Ağır bir kriz atlattık. Uygulamada birkaç hata dışında, genel olarak doğru strateji uygulanıyor. Hükümetin performansı da takdir edilmemeli. İsteyerek veya kerhen, bilerek veya acz içinde olduklarından IMF'nin önlerine koyduğu her reformu gerçekleştirdiler. Üstelik IMF'nin önümüze her koyduğu doğru olsaydı, geçen kriz yaşanmazdı. Buna rağmen irade gösterildi. Özellikle kamu sektörünün reformu ile bankalara çekidüzen verilmesi konusunda ciddi çabalar gözlendi. Ama hala yetersizlikler gözleniyor.
Şu anda yapılanlar, geçen programı çökerten etmenlerini telafi ediyor. Elbette kamu alanında ve bankacılık sektöründe reformlar son derece önemli. Büyük yararları var. Oysa şimdi artık farklı bir noktadayız. Kura dayalı bir istikrar programını terk ettik. Uyguladığımız yeni programın daha başarılı olması için başka önlemleri ele almalıyız.
Kamu kesiminde açıkların
ortadan kaldırılması bir ölçüde halloldu. Kalıcı olması için ise bireylerde ve siyasi yapıda anlayış değişikliği gerekiyor. Bankalar konusuna gelince... Sermayesini yitirmiş bankalara borç vermek gerekiyor. Fakat bu yeterli olmayacaktır. Çünkü şu anda bankalar para kazanmıyorlar. Bu konuda cesur adımlar hala gözlenmiyor. Birleşmeleri özendirmek (!) gerek. Kamu bankalarının gecelik borç piyasalarından çıkması çok olumlu. Ancak onların da reel sektörü kredilendirmeye geçmeleri gerekiyor.

Şu anda uygulanan program ihracat öncü büyümedir. IMF'den gelen para iç borcun ucuz dönmesini sağlayacak, düşen faizler de büyümeye elverecektir. Kamu dengelerinde ödün verilmediğinden iç talep canlı olmayacak ve dalgalı kurla birlikte ihracat artacaktır. İhracat artışı da büyümeyi destekleyen ikinci etmen olacaktır.
Ancak hızla büyümeye geçilmezse, dengeler değişebilir.

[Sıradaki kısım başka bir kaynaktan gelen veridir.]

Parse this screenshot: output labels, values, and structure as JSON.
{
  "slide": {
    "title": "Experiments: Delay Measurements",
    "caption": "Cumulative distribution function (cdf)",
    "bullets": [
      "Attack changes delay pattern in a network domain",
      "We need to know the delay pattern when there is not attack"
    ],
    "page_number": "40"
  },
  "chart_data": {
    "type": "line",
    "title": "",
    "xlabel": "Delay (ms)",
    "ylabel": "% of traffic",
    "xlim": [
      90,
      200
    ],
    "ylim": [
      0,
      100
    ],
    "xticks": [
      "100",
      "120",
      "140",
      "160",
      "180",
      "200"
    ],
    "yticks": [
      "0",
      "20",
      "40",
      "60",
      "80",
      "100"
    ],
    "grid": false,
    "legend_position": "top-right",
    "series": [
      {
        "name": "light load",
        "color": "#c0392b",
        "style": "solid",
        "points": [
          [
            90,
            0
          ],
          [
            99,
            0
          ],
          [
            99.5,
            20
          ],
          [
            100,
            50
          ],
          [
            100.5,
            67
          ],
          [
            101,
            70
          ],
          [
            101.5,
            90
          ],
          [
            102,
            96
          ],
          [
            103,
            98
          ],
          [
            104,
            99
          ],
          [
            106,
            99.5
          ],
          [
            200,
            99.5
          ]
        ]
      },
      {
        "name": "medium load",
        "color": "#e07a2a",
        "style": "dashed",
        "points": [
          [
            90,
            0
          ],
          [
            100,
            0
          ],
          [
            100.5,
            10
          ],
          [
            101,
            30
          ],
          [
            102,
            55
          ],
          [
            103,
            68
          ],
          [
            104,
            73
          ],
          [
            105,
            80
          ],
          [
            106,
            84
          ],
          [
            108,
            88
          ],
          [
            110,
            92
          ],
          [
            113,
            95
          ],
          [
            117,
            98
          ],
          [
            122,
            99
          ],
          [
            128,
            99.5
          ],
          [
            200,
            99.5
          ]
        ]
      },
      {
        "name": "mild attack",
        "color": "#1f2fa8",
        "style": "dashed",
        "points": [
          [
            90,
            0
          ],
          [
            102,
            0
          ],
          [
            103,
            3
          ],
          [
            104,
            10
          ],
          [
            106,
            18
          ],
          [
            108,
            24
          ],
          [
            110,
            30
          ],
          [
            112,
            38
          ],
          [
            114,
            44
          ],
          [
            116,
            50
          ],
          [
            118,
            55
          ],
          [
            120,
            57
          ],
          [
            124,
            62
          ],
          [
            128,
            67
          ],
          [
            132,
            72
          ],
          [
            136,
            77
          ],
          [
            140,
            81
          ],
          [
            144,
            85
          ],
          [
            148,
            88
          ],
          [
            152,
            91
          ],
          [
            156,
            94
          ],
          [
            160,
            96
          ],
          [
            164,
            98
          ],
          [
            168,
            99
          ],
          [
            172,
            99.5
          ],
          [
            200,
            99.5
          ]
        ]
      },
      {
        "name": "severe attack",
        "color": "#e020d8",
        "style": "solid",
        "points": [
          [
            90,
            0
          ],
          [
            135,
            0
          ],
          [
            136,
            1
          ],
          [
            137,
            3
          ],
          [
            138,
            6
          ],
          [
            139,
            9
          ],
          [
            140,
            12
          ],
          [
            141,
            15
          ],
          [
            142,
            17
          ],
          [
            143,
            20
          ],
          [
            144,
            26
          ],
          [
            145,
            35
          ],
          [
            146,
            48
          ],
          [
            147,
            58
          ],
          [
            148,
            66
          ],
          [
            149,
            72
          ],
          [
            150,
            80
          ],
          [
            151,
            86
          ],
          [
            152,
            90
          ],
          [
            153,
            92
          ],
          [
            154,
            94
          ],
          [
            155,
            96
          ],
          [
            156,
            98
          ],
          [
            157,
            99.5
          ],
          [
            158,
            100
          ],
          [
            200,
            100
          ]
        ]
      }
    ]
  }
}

Aralık ayı ihracatı düşmüştür. Durgunluk da had safhadadır. Üstelik ekonomi yönetimin demeçlerinden anlaşıldığı kadarıyla enflasyon büyüme hedefinin önüne geçmiştir. En azından Merkez Bankası bunu açıkça ifade etmektedir. Aslında sıralama doğrudur. Sürdürebilir büyüme için enflasyonun düşmesi gerekmektedir. Ancak ikinci bir yıl yaşanacak bir durgunluğun toplumsal maliyeti de göz ardı edilmemelidir.
Özetle, büyümeyi de telafi edecek politikalar hızla devreye sokulmadığı takdirde riskler artacaktır.